Local car dealerships have been running a blitz of advertisements here in my local town over the last several weeks in an effort to move inventory before the end of the year. One thing I detest about car advertisements is the notion of “affordable payments.” As if the final cost of the automobile is irrelevant. What matters is whether or not buyers can afford the monthly payment.
And this monthly payment mentality is not limited to the car-buying business. Blue Hippo computers has gotten in on the act, too. A fellow blogger recently posted about Blue Hippo computers, a company that “helps” people “afford” computers by offering a monthly payment plan. In fact, Blue Hippo is selling inferior, over-priced products through some sort of bastardized layaway or rent-to-own plan.
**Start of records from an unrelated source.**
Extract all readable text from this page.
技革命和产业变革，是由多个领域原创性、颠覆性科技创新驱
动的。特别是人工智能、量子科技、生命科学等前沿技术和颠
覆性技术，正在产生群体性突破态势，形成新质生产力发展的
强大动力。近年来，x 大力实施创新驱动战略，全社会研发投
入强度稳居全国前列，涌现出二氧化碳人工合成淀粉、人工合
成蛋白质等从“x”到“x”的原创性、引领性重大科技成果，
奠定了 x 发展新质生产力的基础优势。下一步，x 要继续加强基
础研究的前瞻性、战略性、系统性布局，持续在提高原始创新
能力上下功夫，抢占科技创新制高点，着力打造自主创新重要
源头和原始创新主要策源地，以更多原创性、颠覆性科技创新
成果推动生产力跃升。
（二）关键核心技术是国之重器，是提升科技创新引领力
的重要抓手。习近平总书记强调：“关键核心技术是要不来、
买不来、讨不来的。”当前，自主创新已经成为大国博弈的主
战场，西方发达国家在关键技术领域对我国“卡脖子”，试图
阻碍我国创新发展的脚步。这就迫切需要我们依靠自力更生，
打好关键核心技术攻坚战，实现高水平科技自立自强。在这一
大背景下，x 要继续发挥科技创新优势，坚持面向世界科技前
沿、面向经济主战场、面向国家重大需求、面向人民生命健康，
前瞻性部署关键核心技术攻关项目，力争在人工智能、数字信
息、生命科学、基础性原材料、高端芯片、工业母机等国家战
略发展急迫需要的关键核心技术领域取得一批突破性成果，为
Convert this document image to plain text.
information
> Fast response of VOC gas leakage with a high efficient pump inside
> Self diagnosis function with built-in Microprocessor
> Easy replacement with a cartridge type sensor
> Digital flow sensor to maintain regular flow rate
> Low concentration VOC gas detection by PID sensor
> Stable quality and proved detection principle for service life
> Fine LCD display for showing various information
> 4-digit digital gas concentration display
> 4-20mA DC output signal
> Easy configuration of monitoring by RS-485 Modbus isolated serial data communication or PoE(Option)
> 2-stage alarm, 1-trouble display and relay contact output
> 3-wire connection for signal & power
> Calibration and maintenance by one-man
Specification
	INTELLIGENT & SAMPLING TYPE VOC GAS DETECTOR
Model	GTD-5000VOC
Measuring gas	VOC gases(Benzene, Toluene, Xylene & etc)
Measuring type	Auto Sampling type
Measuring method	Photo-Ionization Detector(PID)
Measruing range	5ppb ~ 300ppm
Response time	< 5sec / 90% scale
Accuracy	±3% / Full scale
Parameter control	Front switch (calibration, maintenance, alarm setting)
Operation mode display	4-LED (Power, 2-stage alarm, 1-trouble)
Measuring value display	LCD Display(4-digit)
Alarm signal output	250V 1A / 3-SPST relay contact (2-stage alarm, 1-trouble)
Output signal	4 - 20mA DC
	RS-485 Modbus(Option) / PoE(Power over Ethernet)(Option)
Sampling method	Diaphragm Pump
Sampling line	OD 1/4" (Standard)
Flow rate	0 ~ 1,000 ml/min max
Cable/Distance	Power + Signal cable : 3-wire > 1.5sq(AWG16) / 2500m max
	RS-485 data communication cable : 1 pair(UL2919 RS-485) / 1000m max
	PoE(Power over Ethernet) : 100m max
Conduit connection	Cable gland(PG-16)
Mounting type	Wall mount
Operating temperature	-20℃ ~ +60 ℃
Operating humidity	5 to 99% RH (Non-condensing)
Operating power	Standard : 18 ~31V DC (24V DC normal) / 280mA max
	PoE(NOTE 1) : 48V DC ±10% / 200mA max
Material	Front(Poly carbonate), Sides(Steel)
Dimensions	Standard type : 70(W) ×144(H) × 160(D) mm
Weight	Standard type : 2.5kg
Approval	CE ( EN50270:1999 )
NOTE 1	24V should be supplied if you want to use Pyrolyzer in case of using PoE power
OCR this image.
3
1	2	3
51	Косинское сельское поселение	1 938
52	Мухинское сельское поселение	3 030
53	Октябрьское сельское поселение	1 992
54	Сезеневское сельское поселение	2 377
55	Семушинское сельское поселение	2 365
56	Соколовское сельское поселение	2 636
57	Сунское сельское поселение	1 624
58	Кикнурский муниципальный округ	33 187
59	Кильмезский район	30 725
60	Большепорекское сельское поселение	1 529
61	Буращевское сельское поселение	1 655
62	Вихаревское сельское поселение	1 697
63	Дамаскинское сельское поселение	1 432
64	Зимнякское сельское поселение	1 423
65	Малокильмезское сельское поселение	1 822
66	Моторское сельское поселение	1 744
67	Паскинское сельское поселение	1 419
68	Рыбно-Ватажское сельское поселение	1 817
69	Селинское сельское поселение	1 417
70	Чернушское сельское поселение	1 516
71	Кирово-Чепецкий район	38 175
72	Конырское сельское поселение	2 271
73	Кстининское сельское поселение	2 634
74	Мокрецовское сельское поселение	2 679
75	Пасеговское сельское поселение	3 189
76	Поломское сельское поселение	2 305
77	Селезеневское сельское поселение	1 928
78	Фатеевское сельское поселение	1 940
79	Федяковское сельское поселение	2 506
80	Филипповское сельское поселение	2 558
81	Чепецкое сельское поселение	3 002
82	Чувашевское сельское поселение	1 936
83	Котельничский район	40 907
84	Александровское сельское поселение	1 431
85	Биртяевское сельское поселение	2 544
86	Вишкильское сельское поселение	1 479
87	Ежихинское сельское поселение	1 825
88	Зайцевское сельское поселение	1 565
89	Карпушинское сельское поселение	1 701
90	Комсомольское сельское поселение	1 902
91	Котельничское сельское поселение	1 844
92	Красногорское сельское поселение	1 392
Here’s an excerpt from his article; first a message from the Blue Hippo site, and then his comparison:
Unlike other financial companies, BlueHippo® doesn’t check your credit and measure you based on some score. Since we don’t check your credit, we do ask that you build a credit history with us by paying a $99.00 initial fee, followed by 52 weeks of consecutive layaway payments of $39.99. After 13 weeks we can then offer to finance the balance of your purchase price, order your computer, and have it shipped directly to your home via UPS or FedEx. It’s that simple!
After reading this, my first question was “So how much do you pay for the laptop?”. Based on the above, assuming you use their layaway program, you’ll pay $99 + (39.99 * 52 weeks) = $2178.48. I’ve read that the $39.99 is for the desktop and that the laptop is actually $49.99 for 52 weeks making the laptop $2599.48.
As he points out later in the article you can get “a faster processor and double the hard drive space” at a site like Dell. So why would anyone even consider doing business with Blue Hippo? Because they offer a monthly payment plan. That’s it. Forget the fact you will pay many times the cost of a comparable computer.
The only way to win at finances long term is to break this monthly payment mentality. With the exception of large expenditures such as a house, just about everything else in our life can be paid for in full, up front, at the time of the purchase. Doing so may change your ownership time line, but there is nothing wrong with delaying gratification for the satisfaction of avoiding a new debt.
Next time you are considering a large purchase and considering a monthly payment option, inspect the terms of the deal. Chances are you will be paying much more for the opportunity to make payments rather than paying in full on the day of the purchase. Trust me, stores, car dealerships and banks are not doing you any favors for offering monthly payments (plus interest) for many months, despite how nice their advertising sounds.